IronKey: Secure USB Flash DrivesIronKey - Device Security


IronKey Device SecurityProtecting your data and privacy requires more than just encryption—adequate security policies and threat mitigation are essential.

The IronKey has been designed from the ground up with security in mind. A combination of advanced security technologies are used to ensure that only you can access your data. You can rest assured that your data is protected when you carry an IronKey.

Locking Your Device with a Password:

When you first initialize your IronKey, you create a password for that device. This password must be entered after you plug your IronKey into a computer's USB port. The encrypted drive will only mount and be accessible if the password is correct.
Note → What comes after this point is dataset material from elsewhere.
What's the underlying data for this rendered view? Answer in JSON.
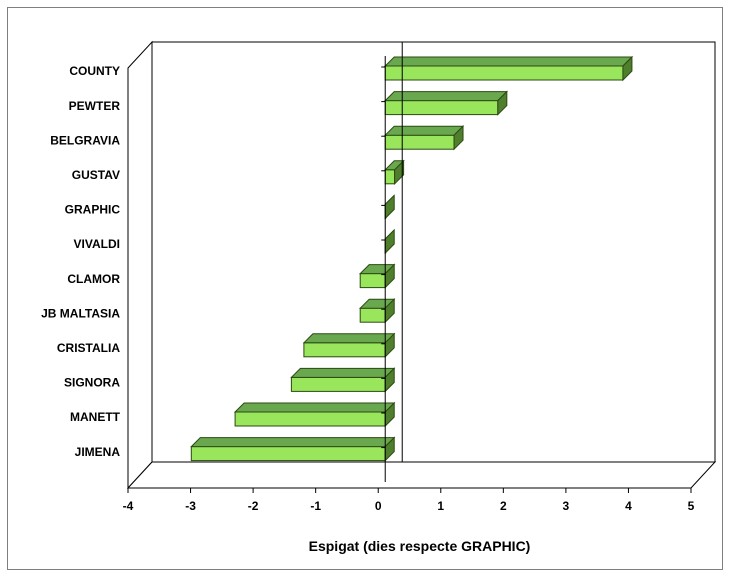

To prevent unauthorized people or crimeware (malicious software such as viruses and Trojans) from gaining access to your encrypted drive, the IronKey prevents password guessing attacks (e.g. brute-force or dictionary attacks). After 10 incorrect password attempts (and ample warnings), the IronKey locks out all further password attempts. It initiates a patent-pending self-destruct sequence that securely and permanently erases your encryption keys and data. You can use IronKey's Secure Backup software to restore your backed-up data to a new IronKey.

Hardware-Level Security:

Hardware-based encryption systems can be vulnerable to brute-force attacks if they store a counter in the flash memory. The attacker simply rewinds the counter after every attempt. It is then only a matter of time before the system is cracked. To mitigate such a threat, the IronKey uses a separate cryptographic processor (the IronKey Cryptochip) with its own internal password guessing counter. This counter is not stored in the flash memory, so is not vulnerable to memory rewind attacks.

Preventing Physical Attacks:

This IronKey Cryptochip is hardened against physical attacks such as power attacks and bus sniffing. It is physically impossible to tamper with its protected data or reset the password counter. If the Cryptochip detects a physical attack from a hacker, it will destroy the encryption keys, making the stored encrypted files inaccessible.